Quentin hadn’t been willing to tell me before, but he knew better than to deny me now. He took a deep breath, as if he were the one who needed steadying.
“You didn’t die,” he said. “You moved on. I woke up one day and you were gone from my side. You’d taken all the karma you’d earned from hundreds of years of fighting evil and saving lives and expended it in one risky attempt to become human.
“I can’t tell you how because I don’t know. There was no guarantee it would work. You could have stepped into the Void and ended up in Hell, or worse. You could have disappeared entirely. But that’s how badly you wanted to keep moving forward. That’s how much you hated being told to stay in your place.”
I felt my eyes burn in a way that they wouldn’t for anyone else in the world. I’d let the old me down, more than I ever thought possible. After epic toil and hardship, the Ruyi Jingu Bang had erased herself from existence to become something new, and I’d failed her by hitting the wall within one lifetime.
“You should go back to Heaven,” I said to Quentin.
“Why?”
“To sit there and wait eighty, ninety days.”
“But if I did that you’d—”
“I know.

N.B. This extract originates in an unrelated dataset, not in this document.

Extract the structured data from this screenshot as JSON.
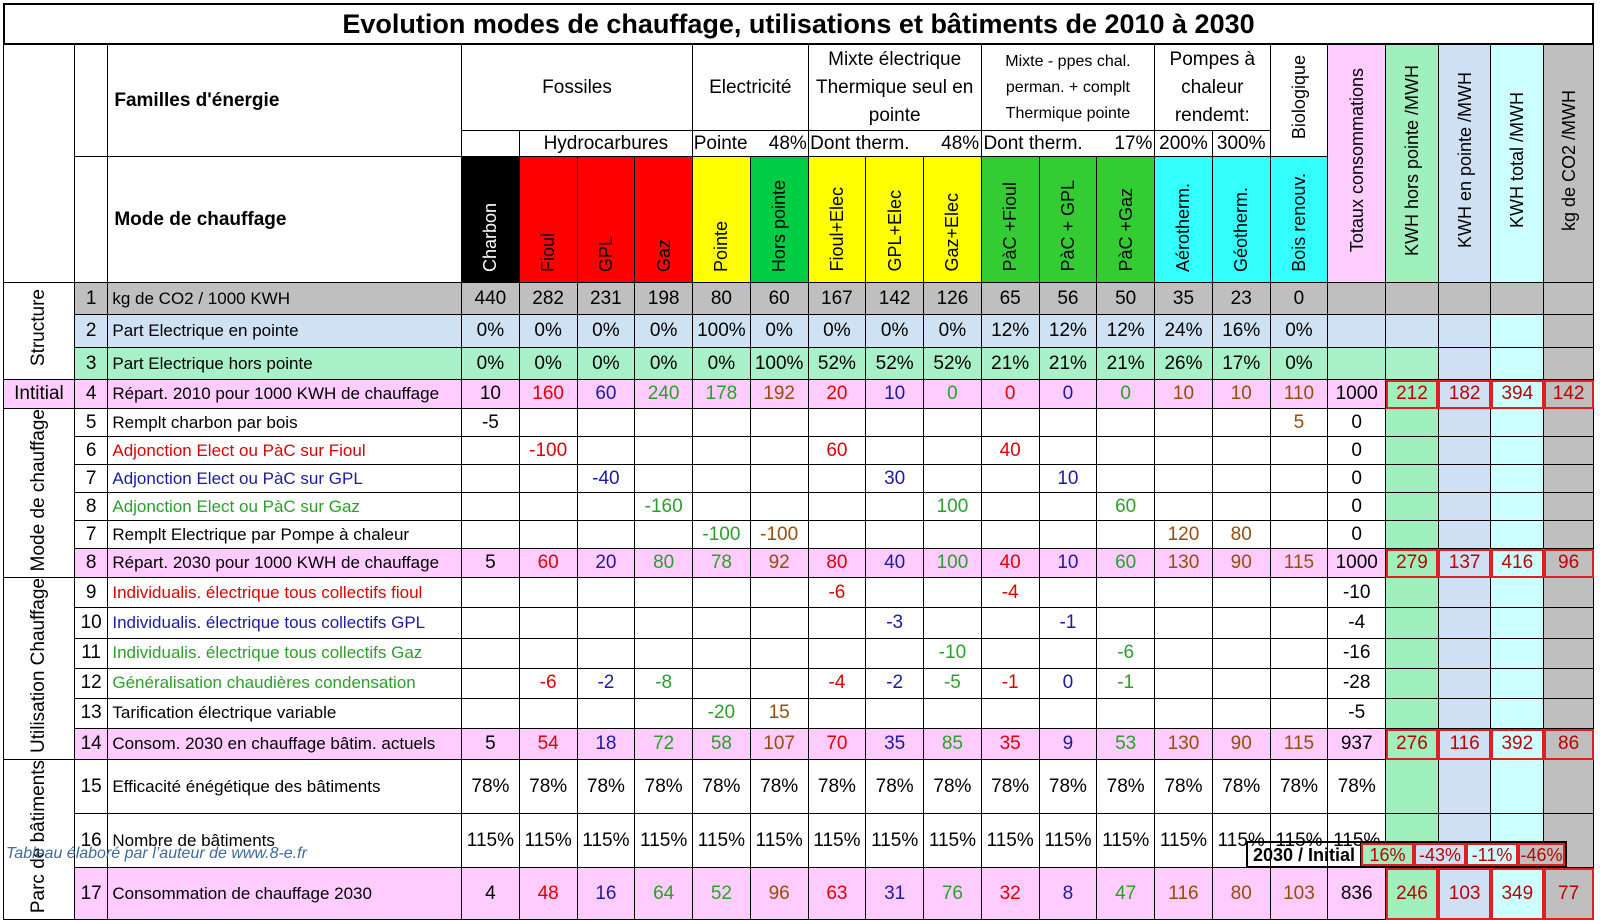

If you did that, I would age out and die. For every day in Heaven, a year passes on Earth, right? So wait three months in Heaven. A fiscal quarter. After I pass away as a human being, maybe I’ll come back as a stick.”
“That should have been your plan all along,” I continued. “You should never have come to Earth in the first place. The two of us are demon magnets, and being together makes it worse. Get out of here and let me run out my life span.”
I knew exactly how much hurt would be in Quentin’s eyes when I said it. So all the worse on me for letting him walk away without a word.
34
I watched my dad from outside the gym’s glass windows, whistling to himself as he sanitized the incline benches. He didn’t know I was there. A few weeks ago I would have said he was the fish in the fishbowl, but now I knew that wasn’t true.
He’d earned the right to a peaceful existence like this one. He’d taken the kind of risk that the extreme sportsmen he wiped up after would never understand. My father had given the finger to the system and sure, maybe that finger had been bitten off, but hey. The breaks. He understood thems.
And meanwhile his daughter, who’d gone to school on his meager dimes, and worn the clothes he’d put on her back, had thought she’d float into the sky and ascend gracefully into Heaven, buoyed by a cloud of rules followed and boxes checked.
I always faulted him for overconfidence. Thought I was better than him. But he’d at least put his blind faith in his own two fists instead of letting the fight go to the judges. I’d never been so brave.
For a moment, Dad looked up as if he’d sensed I was late. But a client entering the gym, a young banker type in Lycra knitwear, came over to say hi to him. The two of them, as different a pair of human beings as could possibly be, became engrossed in a conversation that involved pantomiming shoulder injuries.
I turned around and left.
I had a lot of time to kill after flaking on both Anna and Dad. I went to the park.
The weather was good, and it was packed sidewalk to sidewalk with sunbathing, wine-drinking yuppies. They formed a carpet of trim, attractive bodies over the grass that would occasionally bunch up as people rolled on their elbows to check each other out.
I sat against a tree in the back. The shade was cold and the knobs on the roots were hurting my thighs. I didn’t deserve comfort.